Otto appalti truccati negli ultimi due anni

Nello specifico, si tratta di almeno 8 appalti truccati negli ultimi due anni per le forniture per le metropolitane milanesi, fra cui uno da oltre 100 milioni di euro sui sistemi di segnalazione automatica della Linea 2. In alcuni casi gli appalti sono stati proprio “comprati” da tangenti pagate o pattuite. Tra gli arresti, oltre a parecchi manager di imprese fornitrici, due dei soggetti finiti in manette sono dirigenti dell’Atm (di proprietà del Comune di Milano). Uno di loro, Paolo Bellini, il responsabile dell’unità degli impianti di segnalamento e automazione delle linee metro al centro delle indagine, è la figura chiave della rete di corruzione. Bellini è indagato per 125mila euro di tangenti incassate o concordate tra ottobre 2018 e luglio 2019. Nelle indagini sono coinvolte anche diverse società – come Siemens Mobility e Alstom Ferroviaria, Ceit e Engineering Informatica – che sono state perquisite. In totale sono 30 gli indagati e 8 le società oggetto di perquisizioni e sequestri.

Ecco come funzionava il sistema delle tangenti

Il dirigente di Atm, oltre a chiedere in alcuni casi come tangente un mensile di alcune migliaia di euro per tutta la durata dei contratti viziati da turbative, puntava soprattutto ad assicurarsi presso le aziende il subappalto di parte delle forniture a una società – che di volta in volta veniva messa in liquidazione e veniva sostituita da un’altra – di cui era amministratore di fatto accanto agli amministratori ufficiali. Il dirigente in manette, accusato di aver ricevuto anche altri servizi e benefit, avrebbe anche pilotato alcune assunzioni di personale nell’Atm, “favorendo soggetti privi delle necessarie professionalità e competenze, ma legati alle imprese che lo remuneravano illecitamente, quindi inseriti nel gruppo di lavoro alle sue dipendenze, garantendogli così l’assoluta riservatezza nella gestione illecita della fase esecutiva dei lavori”. Tra le altre imputazioni per i soggetti coinvolti nelle indagini ci sono anche rivelazione di segreto d’ufficio, peculato e abuso d’ufficio.

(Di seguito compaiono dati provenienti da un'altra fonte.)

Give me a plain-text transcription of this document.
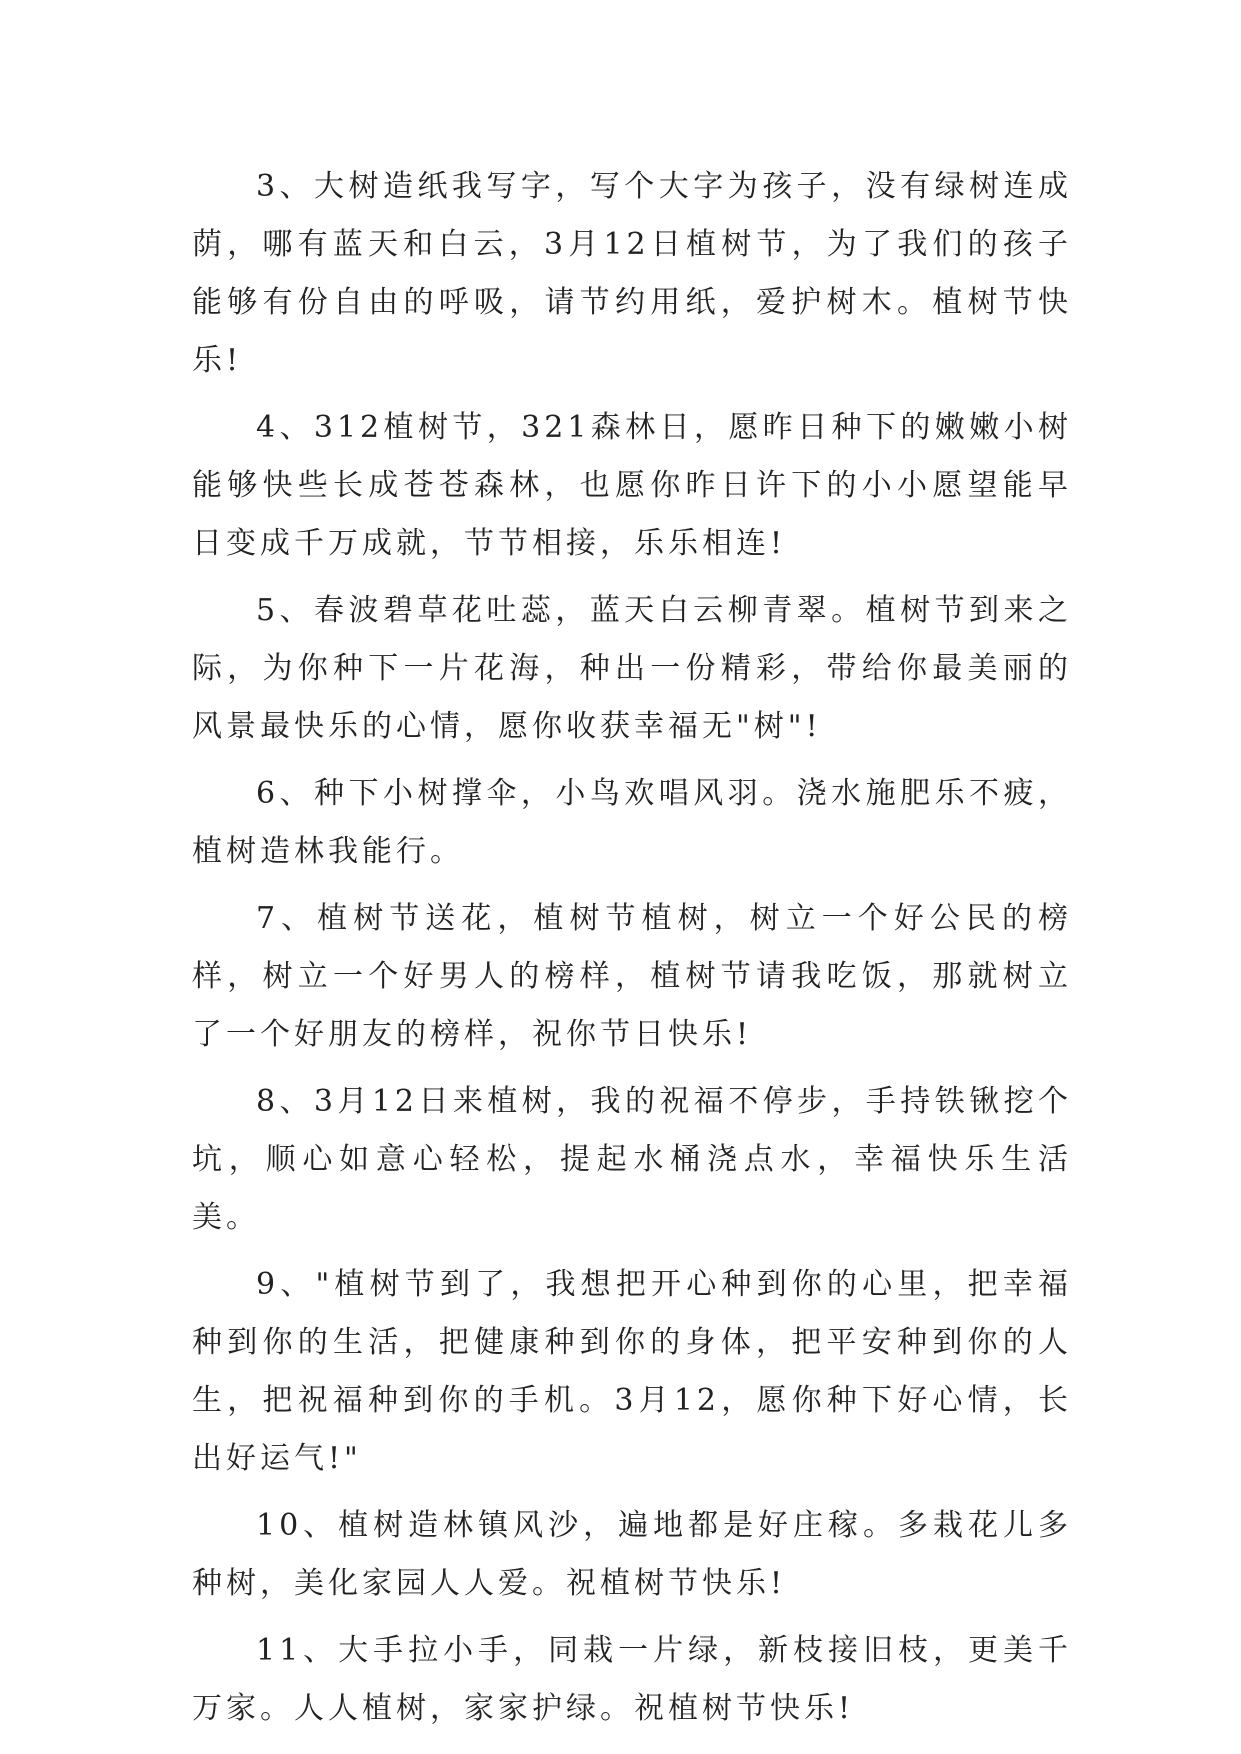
3、大树造纸我写字，写个大字为孩子，没有绿树连成荫，哪有蓝天和白云，3月12日植树节，为了我们的孩子能够有份自由的呼吸，请节约用纸，爱护树木。植树节快乐!

4、312植树节，321森林日，愿昨日种下的嫩嫩小树能够快些长成苍苍森林，也愿你昨日许下的小小愿望能早日变成千万成就，节节相接，乐乐相连!

5、春波碧草花吐蕊，蓝天白云柳青翠。植树节到来之际，为你种下一片花海，种出一份精彩，带给你最美丽的风景最快乐的心情，愿你收获幸福无"树"!

6、种下小树撑伞，小鸟欢唱风羽。浇水施肥乐不疲，植树造林我能行。

7、植树节送花，植树节植树，树立一个好公民的榜样，树立一个好男人的榜样，植树节请我吃饭，那就树立了一个好朋友的榜样，祝你节日快乐!

8、3月12日来植树，我的祝福不停步，手持铁锹挖个坑，顺心如意心轻松，提起水桶浇点水，幸福快乐生活美。

9、"植树节到了，我想把开心种到你的心里，把幸福种到你的生活，把健康种到你的身体，把平安种到你的人生，把祝福种到你的手机。3月12，愿你种下好心情，长出好运气!"

10、植树造林镇风沙，遍地都是好庄稼。多栽花儿多种树，美化家园人人爱。祝植树节快乐!

11、大手拉小手，同栽一片绿，新枝接旧枝，更美千万家。人人植树，家家护绿。祝植树节快乐!
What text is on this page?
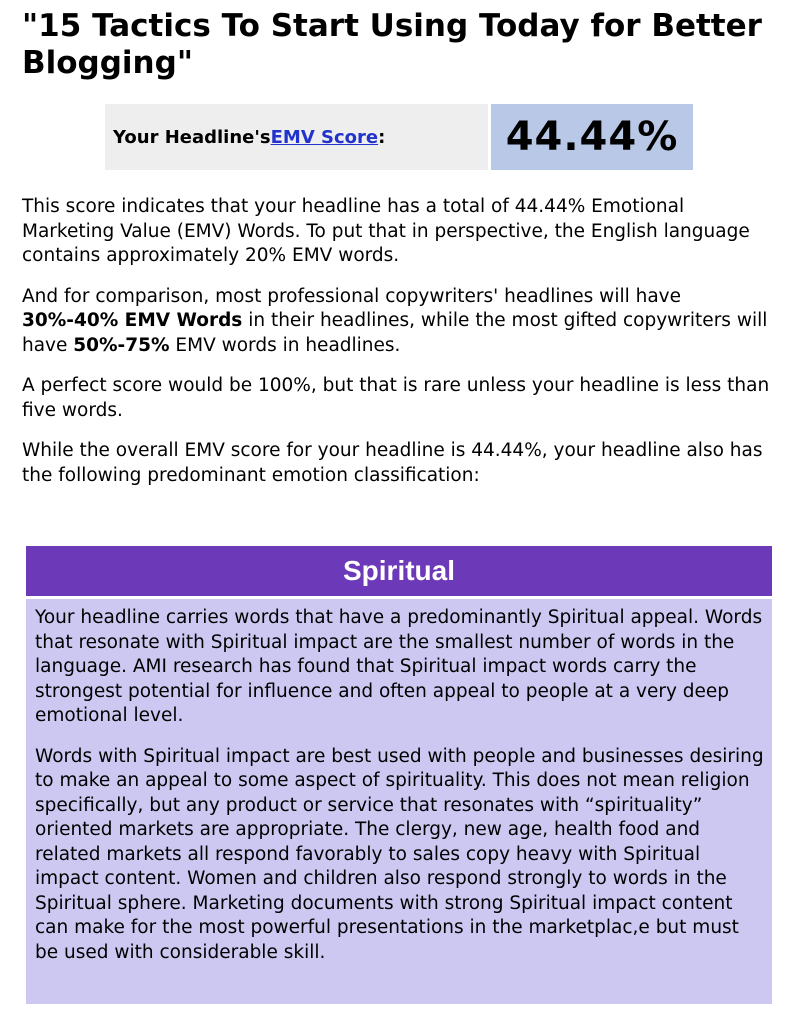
"15 Tactics To Start Using Today for Better Blogging"
Your Headline's EMV Score :	44.44%

This score indicates that your headline has a total of 44.44% Emotional Marketing Value (EMV) Words. To put that in perspective, the English language contains approximately 20% EMV words.

And for comparison, most professional copywriters' headlines will have 30%-40% EMV Words in their headlines, while the most gifted copywriters will have 50%-75% EMV words in headlines.

A perfect score would be 100%, but that is rare unless your headline is less than five words.

While the overall EMV score for your headline is 44.44%, your headline also has the following predominant emotion classification:

Spiritual

Your headline carries words that have a predominantly Spiritual appeal. Words that resonate with Spiritual impact are the smallest number of words in the language. AMI research has found that Spiritual impact words carry the strongest potential for influence and often appeal to people at a very deep emotional level.

Words with Spiritual impact are best used with people and businesses desiring to make an appeal to some aspect of spirituality. This does not mean religion specifically, but any product or service that resonates with “spirituality” oriented markets are appropriate. The clergy, new age, health food and related markets all respond favorably to sales copy heavy with Spiritual impact content. Women and children also respond strongly to words in the Spiritual sphere. Marketing documents with strong Spiritual impact content can make for the most powerful presentations in the marketplac,e but must be used with considerable skill.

Nelle indagini anche gli accertamenti per gli incidenti sulla linea 1

L’Atm (Spa del Comune) è un’azienda da 10mila dipendenti con ricavi da circa un miliardo l’anno e 9 milione di utile nello scorso esercizio e gestisce il trasporto pubblico a Milano e in 46 altri comuni abitati da 2,5 milioni di persone. L’inchiesta peraltro si incrocia anche con gli accertamenti su una serie di incidenti avvenuti sulla linea 1 della metro, quelli sulle “frenate brusche” che hanno provocato alcuni feriti. Ebbene, del sistema di sicurezza si occupa Alstom, società ora indagata nell’inchiesta sugli appalti.

Salvini: “Mi aspetto parole chiare e inequivocabili dal sindaco Sala e da Atm”

Ora tutti gli occhi sono puntati sul sindaco meneghino, il dem Beppe Sala. ”Da milanese sono molto preoccupato e dispiaciuto per gli arresti per presunte tangenti all’Atm. Mi aspetto parole chiare e inequivocabili dal sindaco Beppe Sala e dai vertici dell’azienda nominati dalla giunta di centrosinistra”, dichiara il leader della Lega Matteo Salvini.